A mulher de 49 anos, que recentemente conheceu outra mãe com a mesma condição, conviveu sem saber com o defeito por 48 anos, até um exame de saúde de rotina em janeiro passado.

Os médicos identificaram um coração aumentado e um defeito no septo atrial – um buraco entre as câmaras coletoras do coração – confirmando que period uma doença congênita.

Ele foi fechado com sucesso durante uma operação de fechadura no Royal Brompton Hospital de Londres, dois meses após o diagnóstico.

A experiência a levou a defender uma nova campanha para a British Coronary heart Basis (BHF).

A defesa de Willis da campanha BHF, que visa aumentar a conscientização sobre problemas cardíacos, coincide com ela assumindo o horário de almoço de sábado da BBC Radio 2 de Zoe Ball neste fim de semana, um papel pelo qual ela admitiu estar “nervosa”.

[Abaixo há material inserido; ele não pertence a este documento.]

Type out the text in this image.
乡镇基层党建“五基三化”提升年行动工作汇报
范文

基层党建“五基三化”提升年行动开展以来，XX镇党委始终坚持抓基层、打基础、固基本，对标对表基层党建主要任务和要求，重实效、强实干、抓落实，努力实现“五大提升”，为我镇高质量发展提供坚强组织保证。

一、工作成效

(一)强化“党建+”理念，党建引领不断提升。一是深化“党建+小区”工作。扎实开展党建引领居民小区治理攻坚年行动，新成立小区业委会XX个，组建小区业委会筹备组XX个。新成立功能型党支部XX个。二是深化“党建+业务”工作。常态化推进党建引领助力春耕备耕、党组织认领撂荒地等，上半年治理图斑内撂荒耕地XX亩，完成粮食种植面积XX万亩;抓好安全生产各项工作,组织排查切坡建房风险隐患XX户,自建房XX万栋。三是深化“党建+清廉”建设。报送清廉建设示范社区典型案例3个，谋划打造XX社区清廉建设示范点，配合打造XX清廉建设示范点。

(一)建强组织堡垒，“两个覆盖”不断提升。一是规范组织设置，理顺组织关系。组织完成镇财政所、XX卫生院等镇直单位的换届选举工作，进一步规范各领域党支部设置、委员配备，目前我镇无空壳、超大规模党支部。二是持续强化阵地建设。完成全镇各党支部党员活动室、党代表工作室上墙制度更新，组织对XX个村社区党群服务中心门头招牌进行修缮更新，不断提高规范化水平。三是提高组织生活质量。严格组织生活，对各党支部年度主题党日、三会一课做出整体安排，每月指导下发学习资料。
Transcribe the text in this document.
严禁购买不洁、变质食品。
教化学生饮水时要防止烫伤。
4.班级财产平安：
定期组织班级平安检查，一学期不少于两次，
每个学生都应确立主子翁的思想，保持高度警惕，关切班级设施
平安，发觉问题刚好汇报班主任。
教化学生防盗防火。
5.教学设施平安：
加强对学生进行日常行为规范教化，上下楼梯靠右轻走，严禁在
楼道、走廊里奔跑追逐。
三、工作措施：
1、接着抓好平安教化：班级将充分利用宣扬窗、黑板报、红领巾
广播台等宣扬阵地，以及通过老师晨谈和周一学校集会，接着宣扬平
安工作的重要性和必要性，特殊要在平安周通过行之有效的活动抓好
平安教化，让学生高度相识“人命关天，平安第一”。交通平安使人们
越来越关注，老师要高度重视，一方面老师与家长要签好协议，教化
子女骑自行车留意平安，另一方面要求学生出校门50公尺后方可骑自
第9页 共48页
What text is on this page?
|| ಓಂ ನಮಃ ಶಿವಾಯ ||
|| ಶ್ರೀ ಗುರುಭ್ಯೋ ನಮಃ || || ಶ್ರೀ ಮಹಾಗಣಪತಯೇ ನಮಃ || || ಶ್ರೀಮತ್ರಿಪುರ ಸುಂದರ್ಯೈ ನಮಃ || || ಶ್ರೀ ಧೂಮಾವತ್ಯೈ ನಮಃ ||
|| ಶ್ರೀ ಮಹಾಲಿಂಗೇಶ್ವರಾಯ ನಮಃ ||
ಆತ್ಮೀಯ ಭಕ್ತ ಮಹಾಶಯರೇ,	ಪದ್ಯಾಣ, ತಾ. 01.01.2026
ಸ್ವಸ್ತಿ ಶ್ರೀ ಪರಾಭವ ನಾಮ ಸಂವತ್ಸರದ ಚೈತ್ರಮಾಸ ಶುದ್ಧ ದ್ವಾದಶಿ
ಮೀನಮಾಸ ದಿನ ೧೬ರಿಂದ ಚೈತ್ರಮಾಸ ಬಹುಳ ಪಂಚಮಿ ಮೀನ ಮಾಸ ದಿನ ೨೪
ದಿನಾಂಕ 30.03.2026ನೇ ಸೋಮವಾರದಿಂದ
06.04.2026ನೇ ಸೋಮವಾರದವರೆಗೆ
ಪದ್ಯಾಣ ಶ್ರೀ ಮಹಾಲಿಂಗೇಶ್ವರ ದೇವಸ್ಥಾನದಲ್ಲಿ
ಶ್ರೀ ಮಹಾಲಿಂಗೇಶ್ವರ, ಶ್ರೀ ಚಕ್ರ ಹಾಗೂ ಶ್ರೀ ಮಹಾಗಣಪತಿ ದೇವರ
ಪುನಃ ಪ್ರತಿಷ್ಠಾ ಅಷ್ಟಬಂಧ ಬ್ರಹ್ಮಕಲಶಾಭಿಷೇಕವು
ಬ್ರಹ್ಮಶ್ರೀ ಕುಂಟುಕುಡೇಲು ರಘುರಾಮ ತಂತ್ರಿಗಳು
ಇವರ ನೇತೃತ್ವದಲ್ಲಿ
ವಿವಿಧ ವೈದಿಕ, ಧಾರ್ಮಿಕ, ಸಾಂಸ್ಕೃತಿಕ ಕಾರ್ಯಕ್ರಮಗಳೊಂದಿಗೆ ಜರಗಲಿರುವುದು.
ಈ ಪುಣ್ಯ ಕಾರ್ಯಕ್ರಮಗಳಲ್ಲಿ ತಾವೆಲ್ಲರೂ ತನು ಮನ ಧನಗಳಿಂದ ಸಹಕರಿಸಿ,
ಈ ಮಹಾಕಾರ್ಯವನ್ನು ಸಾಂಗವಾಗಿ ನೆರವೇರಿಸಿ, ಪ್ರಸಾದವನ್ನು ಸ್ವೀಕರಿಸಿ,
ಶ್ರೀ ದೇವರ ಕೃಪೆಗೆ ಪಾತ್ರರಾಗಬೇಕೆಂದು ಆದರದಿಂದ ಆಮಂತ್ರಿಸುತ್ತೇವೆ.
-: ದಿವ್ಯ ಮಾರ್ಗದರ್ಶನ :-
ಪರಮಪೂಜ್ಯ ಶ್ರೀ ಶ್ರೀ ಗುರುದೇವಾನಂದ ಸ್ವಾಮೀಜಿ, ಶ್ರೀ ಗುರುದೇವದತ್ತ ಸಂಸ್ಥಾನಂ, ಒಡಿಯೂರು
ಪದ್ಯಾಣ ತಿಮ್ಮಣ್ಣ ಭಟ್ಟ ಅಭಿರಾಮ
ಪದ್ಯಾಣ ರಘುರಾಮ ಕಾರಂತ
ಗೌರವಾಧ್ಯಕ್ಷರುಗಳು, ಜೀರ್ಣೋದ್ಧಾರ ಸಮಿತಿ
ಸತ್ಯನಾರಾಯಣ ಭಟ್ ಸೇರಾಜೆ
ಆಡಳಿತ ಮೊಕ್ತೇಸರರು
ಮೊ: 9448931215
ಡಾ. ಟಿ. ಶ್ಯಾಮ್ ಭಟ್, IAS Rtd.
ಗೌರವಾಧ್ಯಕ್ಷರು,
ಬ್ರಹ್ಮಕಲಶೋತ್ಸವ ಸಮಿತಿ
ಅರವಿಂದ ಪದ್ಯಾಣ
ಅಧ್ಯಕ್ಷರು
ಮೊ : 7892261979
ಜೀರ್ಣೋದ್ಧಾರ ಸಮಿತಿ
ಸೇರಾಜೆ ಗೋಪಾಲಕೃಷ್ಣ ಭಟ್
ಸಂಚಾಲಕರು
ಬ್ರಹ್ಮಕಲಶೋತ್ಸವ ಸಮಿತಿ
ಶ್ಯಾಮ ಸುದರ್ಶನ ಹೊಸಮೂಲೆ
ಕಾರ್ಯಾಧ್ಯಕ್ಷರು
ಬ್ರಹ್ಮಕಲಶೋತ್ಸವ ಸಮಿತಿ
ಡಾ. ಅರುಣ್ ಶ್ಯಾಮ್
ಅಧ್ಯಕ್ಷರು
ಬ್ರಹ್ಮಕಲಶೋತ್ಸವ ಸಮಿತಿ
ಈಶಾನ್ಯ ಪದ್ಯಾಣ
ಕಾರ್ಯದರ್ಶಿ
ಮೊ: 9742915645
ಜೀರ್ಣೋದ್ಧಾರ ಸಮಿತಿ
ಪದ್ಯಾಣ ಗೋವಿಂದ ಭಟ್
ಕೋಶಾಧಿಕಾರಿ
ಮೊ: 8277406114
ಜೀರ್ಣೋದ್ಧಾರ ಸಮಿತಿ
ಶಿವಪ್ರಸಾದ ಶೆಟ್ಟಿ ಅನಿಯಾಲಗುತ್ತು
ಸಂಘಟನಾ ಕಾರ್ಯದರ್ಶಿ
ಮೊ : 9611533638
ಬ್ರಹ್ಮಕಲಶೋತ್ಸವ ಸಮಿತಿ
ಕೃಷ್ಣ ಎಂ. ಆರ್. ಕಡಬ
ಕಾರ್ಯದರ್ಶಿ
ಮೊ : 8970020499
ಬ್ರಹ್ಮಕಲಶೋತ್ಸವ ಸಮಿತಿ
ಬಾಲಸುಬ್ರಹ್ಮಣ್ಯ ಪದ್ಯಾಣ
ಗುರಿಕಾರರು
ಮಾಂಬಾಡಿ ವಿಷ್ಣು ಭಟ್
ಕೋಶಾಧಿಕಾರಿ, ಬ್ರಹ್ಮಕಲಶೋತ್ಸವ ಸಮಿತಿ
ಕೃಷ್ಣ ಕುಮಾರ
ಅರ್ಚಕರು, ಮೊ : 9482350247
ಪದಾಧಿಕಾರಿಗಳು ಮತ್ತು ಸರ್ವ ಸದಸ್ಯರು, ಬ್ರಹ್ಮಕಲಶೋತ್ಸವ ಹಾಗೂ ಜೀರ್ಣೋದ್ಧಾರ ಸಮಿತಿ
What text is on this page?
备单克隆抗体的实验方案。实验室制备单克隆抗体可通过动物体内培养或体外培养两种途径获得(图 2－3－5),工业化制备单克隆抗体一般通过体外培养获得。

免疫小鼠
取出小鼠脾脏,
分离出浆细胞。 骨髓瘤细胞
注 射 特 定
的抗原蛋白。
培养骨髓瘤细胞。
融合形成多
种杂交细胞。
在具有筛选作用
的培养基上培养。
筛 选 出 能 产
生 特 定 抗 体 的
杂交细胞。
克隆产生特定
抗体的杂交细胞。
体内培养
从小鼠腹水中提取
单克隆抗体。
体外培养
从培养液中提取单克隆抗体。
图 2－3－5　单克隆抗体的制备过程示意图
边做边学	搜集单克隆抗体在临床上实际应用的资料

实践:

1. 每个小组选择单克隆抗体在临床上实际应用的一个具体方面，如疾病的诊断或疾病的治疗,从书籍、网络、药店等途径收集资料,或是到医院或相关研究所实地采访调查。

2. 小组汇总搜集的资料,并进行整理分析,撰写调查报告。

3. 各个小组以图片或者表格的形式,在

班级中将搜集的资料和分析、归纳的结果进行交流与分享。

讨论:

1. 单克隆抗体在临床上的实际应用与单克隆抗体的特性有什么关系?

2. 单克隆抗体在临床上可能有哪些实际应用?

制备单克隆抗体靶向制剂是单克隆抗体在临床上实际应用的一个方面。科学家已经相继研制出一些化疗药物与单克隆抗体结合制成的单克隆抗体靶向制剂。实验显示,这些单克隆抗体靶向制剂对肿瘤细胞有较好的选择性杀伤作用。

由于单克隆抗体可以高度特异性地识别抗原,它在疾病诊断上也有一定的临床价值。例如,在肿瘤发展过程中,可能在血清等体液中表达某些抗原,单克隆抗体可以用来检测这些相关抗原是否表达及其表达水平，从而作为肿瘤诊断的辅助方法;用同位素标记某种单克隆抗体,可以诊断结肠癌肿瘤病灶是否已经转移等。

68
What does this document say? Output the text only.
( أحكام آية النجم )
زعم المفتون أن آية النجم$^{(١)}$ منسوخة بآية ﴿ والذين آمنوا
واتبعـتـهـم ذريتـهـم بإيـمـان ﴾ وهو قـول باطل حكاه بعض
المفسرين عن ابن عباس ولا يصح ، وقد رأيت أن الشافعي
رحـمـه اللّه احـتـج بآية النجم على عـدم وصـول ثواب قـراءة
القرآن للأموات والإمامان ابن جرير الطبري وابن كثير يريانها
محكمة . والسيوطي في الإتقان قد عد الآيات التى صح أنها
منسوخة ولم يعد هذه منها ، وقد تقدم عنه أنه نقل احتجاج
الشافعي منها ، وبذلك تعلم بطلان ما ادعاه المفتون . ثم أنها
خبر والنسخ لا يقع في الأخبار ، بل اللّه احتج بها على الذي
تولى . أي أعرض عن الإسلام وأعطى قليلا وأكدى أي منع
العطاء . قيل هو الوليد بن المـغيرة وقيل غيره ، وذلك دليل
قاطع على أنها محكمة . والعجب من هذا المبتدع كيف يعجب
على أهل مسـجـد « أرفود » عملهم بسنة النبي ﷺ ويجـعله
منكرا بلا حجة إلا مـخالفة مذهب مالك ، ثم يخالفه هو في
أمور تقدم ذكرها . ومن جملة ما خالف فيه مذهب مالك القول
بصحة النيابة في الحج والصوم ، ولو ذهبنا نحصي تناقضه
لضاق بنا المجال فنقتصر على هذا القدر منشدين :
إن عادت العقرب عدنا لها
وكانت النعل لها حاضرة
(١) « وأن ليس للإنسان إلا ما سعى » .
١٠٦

Willis disse: “A última coisa que eu esperava que meu cardiologista dissesse period que se tratava de uma doença cardíaca congênita. Fiquei chocado porque havia passado 48 anos alheio, sem saber que algo estava errado.

“Foi um raio inesperado e eu tinha um milhão de perguntas passando pela minha cabeça.

“A mudança psychological foi o maior desafio, porque quando você ouve essas palavras, você fica apavorado.

“Minha perspectiva de vida mudou, do diagnóstico à cirurgia foi o mais presente que estive na minha vida.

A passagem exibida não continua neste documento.